The rise in UK tuition fees to £9,000, academic pressures as well as part-time jobs and accommodation commitments, are often factors discouraging students from studying abroad.
However, Anne Marie Graham, head of the Go International programme, told The PIE News that she thinks the “biggest barrier is actually the institution themselves.”
“There is some work to be done to convince the wider academic community”
“What you want is to create a mind-set and a culture of mobility in that it’s expected,” she said. “Because without that you’ll never really see a rapid increase, so it’s not a marginal activity but it’s embedded in the institution itself.”
Go International was launched by the UK HE International Unit to increase the number of UK students with an international experience.
Supported by the UK government, it works to tackle the barriers to outward student mobility.
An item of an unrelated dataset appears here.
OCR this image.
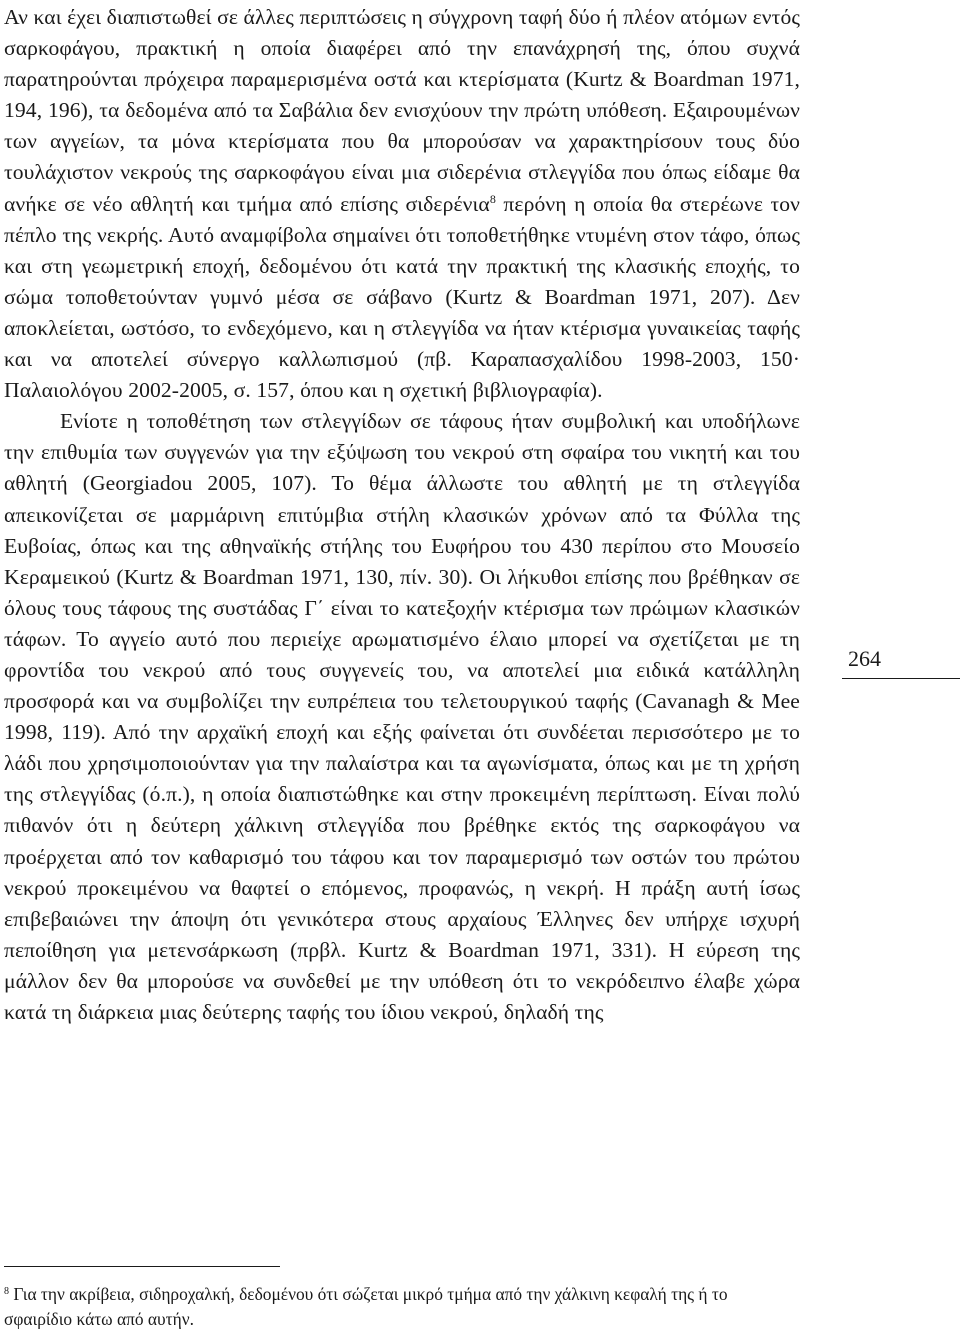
Αν και έχει διαπιστωθεί σε άλλες περιπτώσεις η σύγχρονη ταφή δύο ή πλέον ατόμων εντός σαρκοφάγου, πρακτική η οποία διαφέρει από την επανάχρησή της, όπου συχνά παρατηρούνται πρόχειρα παραμερισμένα οστά και κτερίσματα (Kurtz & Boardman 1971, 194, 196), τα δεδομένα από τα Σαβάλια δεν ενισχύουν την πρώτη υπόθεση. Εξαιρουμένων των αγγείων, τα μόνα κτερίσματα που θα μπορούσαν να χαρακτηρίσουν τους δύο τουλάχιστον νεκρούς της σαρκοφάγου είναι μια σιδερένια στλεγγίδα που όπως είδαμε θα ανήκε σε νέο αθλητή και τμήμα από επίσης σιδερένια$^8$ περόνη η οποία θα στερέωνε τον πέπλο της νεκρής. Αυτό αναμφίβολα σημαίνει ότι τοποθετήθηκε ντυμένη στον τάφο, όπως και στη γεωμετρική εποχή, δεδομένου ότι κατά την πρακτική της κλασικής εποχής, το σώμα τοποθετούνταν γυμνό μέσα σε σάβανο (Kurtz & Boardman 1971, 207). Δεν αποκλείεται, ωστόσο, το ενδεχόμενο, και η στλεγγίδα να ήταν κτέρισμα γυναικείας ταφής και να αποτελεί σύνεργο καλλωπισμού (πβ. Καραπασχαλίδου 1998-2003, 150· Παλαιολόγου 2002-2005, σ. 157, όπου και η σχετική βιβλιογραφία).

Ενίοτε η τοποθέτηση των στλεγγίδων σε τάφους ήταν συμβολική και υποδήλωνε την επιθυμία των συγγενών για την εξύψωση του νεκρού στη σφαίρα του νικητή και του αθλητή (Georgiadou 2005, 107). Το θέμα άλλωστε του αθλητή με τη στλεγγίδα απεικονίζεται σε μαρμάρινη επιτύμβια στήλη κλασικών χρόνων από τα Φύλλα της Ευβοίας, όπως και της αθηναϊκής στήλης του Ευφήρου του 430 περίπου στο Μουσείο Κεραμεικού (Kurtz & Boardman 1971, 130, πίν. 30). Οι λήκυθοι επίσης που βρέθηκαν σε όλους τους τάφους της συστάδας Γ΄ είναι το κατεξοχήν κτέρισμα των πρώιμων κλασικών τάφων. Το αγγείο αυτό που περιείχε αρωματισμένο έλαιο μπορεί να σχετίζεται με τη φροντίδα του νεκρού από τους συγγενείς του, να αποτελεί μια ειδικά κατάλληλη προσφορά και να συμβολίζει την ευπρέπεια του τελετουργικού ταφής (Cavanagh & Mee 1998, 119). Από την αρχαϊκή εποχή και εξής φαίνεται ότι συνδέεται περισσότερο με το λάδι που χρησιμοποιούνταν για την παλαίστρα και τα αγωνίσματα, όπως και με τη χρήση της στλεγγίδας (ό.π.), η οποία διαπιστώθηκε και στην προκειμένη περίπτωση. Είναι πολύ πιθανόν ότι η δεύτερη χάλκινη στλεγγίδα που βρέθηκε εκτός της σαρκοφάγου να προέρχεται από τον καθαρισμό του τάφου και τον παραμερισμό των οστών του πρώτου νεκρού προκειμένου να θαφτεί ο επόμενος, προφανώς, η νεκρή. Η πράξη αυτή ίσως επιβεβαιώνει την άποψη ότι γενικότερα στους αρχαίους Έλληνες δεν υπήρχε ισχυρή πεποίθηση για μετενσάρκωση (πρβλ. Kurtz & Boardman 1971, 331). Η εύρεση της μάλλον δεν θα μπορούσε να συνδεθεί με την υπόθεση ότι το νεκρόδειπνο έλαβε χώρα κατά τη διάρκεια μιας δεύτερης ταφής του ίδιου νεκρού, δηλαδή της

264
$^8$ Για την ακρίβεια, σιδηροχαλκή, δεδομένου ότι σώζεται μικρό τμήμα από την χάλκινη κεφαλή της ή το σφαιρίδιο κάτω από αυτήν.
Graham commented that having a national strategy gives legitimacy to the campaign, as some academic tutors may dissuade students from going abroad.
“There is some work to be done to convince the wider academic community,” she said.
“There are many out there that know or believe or have witnessed the transformative effect, so there are lots of champions in the academic community and that’s what we’re looking to draw out.”
Study abroad coordinators and directors discussed the barriers preventing more UK students from studying abroad at the Go International 2015: Innovation and Motivation conference this week.
According to the Gone International report published in March, only 4.5% of 2013 graduates had study abroad for three consecutive months or more abroad. This is well below the European Union goal to have 20% of students graduate with an outbound experience by 2020 which the UK government has committed to.